Budget reformers pitch tax-free overtime in Wisconsin



(The Center Square) – The latest tax reform plan at the Wisconsin Capitol doesn’t include everyone, but budget reformers say it’s a start.

The Institute for Reforming Government on Wednesday introduced a plan that would make overtime essentially tax free.

IRG’s plan would eliminate income tax on overtime wages and bonuses up to $2,500.

“In practice, workers would not pay income taxes on wages earned for any work in excess of 40 hours during a work week. Families will have more money in their pockets to deal with the rising prices of necessities like gas, energy, and groceries. This will also provide an incentive for workers to help fill Wisconsin’s worker shortage,” the Institute said in a release.

IRG’s Alex Ignatowski told The Center Square the idea is not just to help working families but to restart the conversation about tax reform in Wisconsin.

“We need to continue the discussion on tax reform and concepts like this will help do that. The governor wants to see something that will help workers and there’s no way to argue that this bill does not do just that,” Ignatowski said.

Workers who earn overtime, obviously, will benefit the most from the plan. Ignatowski admits that means some workers in the state won’t see any tax breaks from the plan.
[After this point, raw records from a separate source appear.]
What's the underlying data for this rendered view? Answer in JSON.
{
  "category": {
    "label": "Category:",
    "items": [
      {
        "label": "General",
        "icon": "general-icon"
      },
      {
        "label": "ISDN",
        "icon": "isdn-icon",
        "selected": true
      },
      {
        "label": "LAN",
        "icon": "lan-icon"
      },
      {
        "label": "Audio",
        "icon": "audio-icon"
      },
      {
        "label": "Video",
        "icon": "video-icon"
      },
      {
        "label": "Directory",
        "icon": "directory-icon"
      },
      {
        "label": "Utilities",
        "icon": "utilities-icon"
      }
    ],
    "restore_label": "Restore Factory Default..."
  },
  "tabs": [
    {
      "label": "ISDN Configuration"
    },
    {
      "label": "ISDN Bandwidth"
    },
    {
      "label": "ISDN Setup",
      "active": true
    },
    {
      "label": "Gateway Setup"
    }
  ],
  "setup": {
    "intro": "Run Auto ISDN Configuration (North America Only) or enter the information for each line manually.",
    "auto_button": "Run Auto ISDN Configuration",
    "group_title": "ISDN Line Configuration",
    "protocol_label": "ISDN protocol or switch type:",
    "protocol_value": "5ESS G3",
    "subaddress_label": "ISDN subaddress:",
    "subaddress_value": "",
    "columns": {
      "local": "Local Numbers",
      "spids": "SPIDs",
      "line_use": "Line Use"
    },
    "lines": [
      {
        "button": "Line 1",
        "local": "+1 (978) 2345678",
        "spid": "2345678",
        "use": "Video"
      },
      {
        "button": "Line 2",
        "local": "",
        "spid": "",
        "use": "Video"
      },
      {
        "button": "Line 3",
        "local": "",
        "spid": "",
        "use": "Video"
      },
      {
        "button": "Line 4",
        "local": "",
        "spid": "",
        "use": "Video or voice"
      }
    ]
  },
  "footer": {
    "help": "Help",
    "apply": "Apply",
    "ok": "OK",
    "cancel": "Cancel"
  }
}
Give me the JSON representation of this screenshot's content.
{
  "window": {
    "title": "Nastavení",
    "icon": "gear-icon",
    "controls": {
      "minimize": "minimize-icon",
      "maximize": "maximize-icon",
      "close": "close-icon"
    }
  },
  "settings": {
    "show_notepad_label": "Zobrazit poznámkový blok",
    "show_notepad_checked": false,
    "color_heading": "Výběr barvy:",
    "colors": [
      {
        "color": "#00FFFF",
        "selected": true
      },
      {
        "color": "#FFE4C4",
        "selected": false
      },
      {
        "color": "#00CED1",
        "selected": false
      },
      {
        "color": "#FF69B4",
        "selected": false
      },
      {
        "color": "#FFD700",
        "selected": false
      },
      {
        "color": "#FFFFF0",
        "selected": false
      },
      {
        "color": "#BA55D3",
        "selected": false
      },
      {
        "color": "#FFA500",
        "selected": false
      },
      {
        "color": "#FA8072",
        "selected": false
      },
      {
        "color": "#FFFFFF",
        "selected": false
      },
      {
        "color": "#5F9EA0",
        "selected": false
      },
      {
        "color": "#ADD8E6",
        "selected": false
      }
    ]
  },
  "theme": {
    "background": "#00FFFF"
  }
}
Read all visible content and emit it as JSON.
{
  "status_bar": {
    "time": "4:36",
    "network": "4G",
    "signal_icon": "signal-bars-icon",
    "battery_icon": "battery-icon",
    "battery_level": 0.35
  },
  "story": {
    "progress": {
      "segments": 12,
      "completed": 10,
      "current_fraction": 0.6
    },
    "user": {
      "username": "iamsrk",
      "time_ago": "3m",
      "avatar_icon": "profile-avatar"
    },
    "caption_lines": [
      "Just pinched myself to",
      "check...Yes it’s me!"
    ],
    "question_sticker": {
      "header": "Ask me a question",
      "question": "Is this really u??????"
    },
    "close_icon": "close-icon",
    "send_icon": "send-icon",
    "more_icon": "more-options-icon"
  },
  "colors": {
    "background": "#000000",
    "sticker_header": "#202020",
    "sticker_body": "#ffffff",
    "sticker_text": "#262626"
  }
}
“It includes small bonuses, so some salaried employees would be included. But yes, it definitely leaves some people out. We’d like to fully eliminate income tax in Wisconsin, but given the current environment in Madison, we hope this is a compromise that can gather consensus. It could also be packaged with the retirement tax elimination bill,” he added.

Alabama has a similar piece of legislation that’ll take effect next year. But that plan will only last until mid-2025. North Carolina is currently considering similar legislation.

IRG has been pushing for sweeping tax reform in Wisconsin for a while, including a pitch earlier this year to move Wisconsin to a flat tax.

Wisconsin Republican lawmakers have approved two income tax cuts for the state, but Gov. Tony Evers vetoed the first and is promising to veto the next as well.